April 2010 Q6 Part iii.. Difference between the option cost derived by North American and Conventional methods
Part of the solution
The key reasons that the cost for the conventional method is lower is because there is the assumption that 100% of policyholders take the option and the assumed mortality is different. Those with healthier lives have mortality rates which are lower than those assumed in the new policy pricing basis, even allowing for the selection allowance in the pricing.
These policyholders are paying more than the cost of their benefits and so are subsidising the policyholders in ill health.
All lives have "ultimate" mortality at the point of option exercise as per the solution for conventional i.e their mortality is higher and not lower, I believe.
Moreover, I fail to understand the subsidising argument. In Conventional, it is assumed that everyone exercises and everyone has an "ultimate" mortality. So, it is like everyone pays their respective share of the option cost due to them being charged "select" rates. Where does the question of superselect lives cross subsidising those having "worse-than-select" mortality arise? There are no superselect rates in the calculation. Am I missing something here?

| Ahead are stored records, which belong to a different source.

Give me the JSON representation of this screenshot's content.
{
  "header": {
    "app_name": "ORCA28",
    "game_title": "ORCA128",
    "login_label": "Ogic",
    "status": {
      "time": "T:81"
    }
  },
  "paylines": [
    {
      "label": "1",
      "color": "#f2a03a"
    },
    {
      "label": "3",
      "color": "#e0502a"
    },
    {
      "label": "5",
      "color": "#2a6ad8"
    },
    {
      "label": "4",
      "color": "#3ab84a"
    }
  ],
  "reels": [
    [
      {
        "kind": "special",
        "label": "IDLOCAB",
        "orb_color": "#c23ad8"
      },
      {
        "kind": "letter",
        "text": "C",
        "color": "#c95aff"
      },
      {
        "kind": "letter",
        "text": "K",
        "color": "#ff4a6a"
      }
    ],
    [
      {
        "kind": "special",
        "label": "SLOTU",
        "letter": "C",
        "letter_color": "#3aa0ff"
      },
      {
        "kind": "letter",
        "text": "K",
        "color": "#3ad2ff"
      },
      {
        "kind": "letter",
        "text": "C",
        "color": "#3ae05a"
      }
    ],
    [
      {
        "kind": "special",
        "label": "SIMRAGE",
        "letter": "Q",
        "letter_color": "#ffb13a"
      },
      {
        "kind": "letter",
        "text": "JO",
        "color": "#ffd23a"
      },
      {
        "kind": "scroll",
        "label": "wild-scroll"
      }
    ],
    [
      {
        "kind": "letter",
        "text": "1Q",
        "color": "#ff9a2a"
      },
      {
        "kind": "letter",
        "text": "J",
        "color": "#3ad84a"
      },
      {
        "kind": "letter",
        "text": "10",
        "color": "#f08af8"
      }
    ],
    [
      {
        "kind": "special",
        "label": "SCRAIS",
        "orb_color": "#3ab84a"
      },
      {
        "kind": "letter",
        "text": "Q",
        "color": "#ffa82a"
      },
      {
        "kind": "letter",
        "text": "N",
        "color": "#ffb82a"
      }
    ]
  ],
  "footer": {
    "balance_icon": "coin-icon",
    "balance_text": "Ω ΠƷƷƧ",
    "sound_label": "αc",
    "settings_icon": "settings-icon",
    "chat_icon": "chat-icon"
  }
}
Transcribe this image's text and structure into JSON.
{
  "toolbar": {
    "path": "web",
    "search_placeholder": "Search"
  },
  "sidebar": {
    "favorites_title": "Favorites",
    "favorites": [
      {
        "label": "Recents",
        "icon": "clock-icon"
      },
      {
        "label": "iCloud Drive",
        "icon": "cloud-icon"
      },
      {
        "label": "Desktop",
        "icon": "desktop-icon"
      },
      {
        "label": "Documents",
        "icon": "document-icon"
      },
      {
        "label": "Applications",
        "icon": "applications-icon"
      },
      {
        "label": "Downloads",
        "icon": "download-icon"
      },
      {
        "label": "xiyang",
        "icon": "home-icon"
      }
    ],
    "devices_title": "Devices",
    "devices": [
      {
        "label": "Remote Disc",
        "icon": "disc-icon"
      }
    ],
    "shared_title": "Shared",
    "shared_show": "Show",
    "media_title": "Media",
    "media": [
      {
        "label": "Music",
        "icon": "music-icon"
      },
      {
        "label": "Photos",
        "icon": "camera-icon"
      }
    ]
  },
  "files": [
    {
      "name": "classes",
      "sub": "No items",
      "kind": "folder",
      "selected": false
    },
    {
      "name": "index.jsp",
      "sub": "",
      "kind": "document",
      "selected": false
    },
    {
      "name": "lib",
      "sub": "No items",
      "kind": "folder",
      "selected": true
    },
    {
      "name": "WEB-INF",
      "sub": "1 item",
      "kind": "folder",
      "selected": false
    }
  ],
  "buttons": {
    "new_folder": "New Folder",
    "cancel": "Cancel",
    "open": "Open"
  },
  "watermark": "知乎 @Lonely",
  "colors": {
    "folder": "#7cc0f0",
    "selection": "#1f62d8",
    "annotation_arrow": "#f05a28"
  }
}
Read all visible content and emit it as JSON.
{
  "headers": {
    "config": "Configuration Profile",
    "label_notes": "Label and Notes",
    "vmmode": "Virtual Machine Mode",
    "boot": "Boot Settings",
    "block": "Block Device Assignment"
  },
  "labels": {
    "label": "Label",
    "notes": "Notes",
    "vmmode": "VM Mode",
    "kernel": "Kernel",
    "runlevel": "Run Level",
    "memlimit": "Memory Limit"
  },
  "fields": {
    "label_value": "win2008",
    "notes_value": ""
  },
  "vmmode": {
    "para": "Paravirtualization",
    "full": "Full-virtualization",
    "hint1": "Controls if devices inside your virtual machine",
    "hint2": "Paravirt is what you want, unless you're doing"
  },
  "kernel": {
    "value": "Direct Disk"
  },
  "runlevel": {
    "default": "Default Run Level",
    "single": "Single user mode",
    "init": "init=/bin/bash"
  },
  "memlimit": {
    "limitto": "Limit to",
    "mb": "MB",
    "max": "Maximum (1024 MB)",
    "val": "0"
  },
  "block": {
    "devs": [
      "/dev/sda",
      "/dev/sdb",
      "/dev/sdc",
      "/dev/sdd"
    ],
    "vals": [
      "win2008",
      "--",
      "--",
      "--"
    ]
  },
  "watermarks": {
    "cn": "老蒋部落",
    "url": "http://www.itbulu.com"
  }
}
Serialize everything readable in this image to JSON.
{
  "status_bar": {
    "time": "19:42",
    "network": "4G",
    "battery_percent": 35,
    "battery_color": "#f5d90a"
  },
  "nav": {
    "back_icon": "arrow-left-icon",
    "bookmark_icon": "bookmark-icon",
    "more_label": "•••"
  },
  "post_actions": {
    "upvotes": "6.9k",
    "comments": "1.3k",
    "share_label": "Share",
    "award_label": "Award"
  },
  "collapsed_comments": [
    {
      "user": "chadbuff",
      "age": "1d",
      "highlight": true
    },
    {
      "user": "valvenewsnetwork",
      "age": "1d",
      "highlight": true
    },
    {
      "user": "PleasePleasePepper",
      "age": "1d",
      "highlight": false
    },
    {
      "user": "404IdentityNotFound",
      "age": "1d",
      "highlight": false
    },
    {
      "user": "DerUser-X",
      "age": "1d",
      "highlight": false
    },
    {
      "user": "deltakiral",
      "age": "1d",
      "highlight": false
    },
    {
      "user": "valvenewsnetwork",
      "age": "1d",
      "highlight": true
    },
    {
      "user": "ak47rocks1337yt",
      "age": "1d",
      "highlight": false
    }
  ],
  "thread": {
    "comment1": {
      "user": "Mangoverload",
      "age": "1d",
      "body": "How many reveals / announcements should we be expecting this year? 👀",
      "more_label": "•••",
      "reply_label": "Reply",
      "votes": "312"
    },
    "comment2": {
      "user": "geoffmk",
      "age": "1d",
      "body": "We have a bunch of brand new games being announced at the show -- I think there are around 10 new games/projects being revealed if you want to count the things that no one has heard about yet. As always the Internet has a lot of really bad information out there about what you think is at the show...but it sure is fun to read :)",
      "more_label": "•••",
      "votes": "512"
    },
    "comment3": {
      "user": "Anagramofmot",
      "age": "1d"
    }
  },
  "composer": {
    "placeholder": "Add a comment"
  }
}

I believe that the difference is due to the fact that in the North American method, there is a certain proportion of lives who has a worse than ultimate mortality. They are paying far lesser than what they should have paid. This difference is borne solely by those who exercise and not by everyone.
This does not mean that there is cross subsidy in Conventional and not in North American, because the assumption in Conventional is that everyone has ultimate mortality, everyone opts, and everyone pays. Is my understanding correct?
Would this then mean that if mortality in North american is "ultimate", then the cost of the option should be the same as that in conventional, despite only 30% of the policyholders exercising (since the policyholders assumed to exercise are paying, which is 30% in North american and 100% in Conventional)?
Will you please respond?
I realise that the duration of the bonds would be less and so the increase in bonds won't compensate entirely for the increase in liability. It will still be a hedge to a certain extent though. I feel, the paragraph should have been correctly worded. It is not the risk of lower interest rates but the duration of the bonds not being long enough.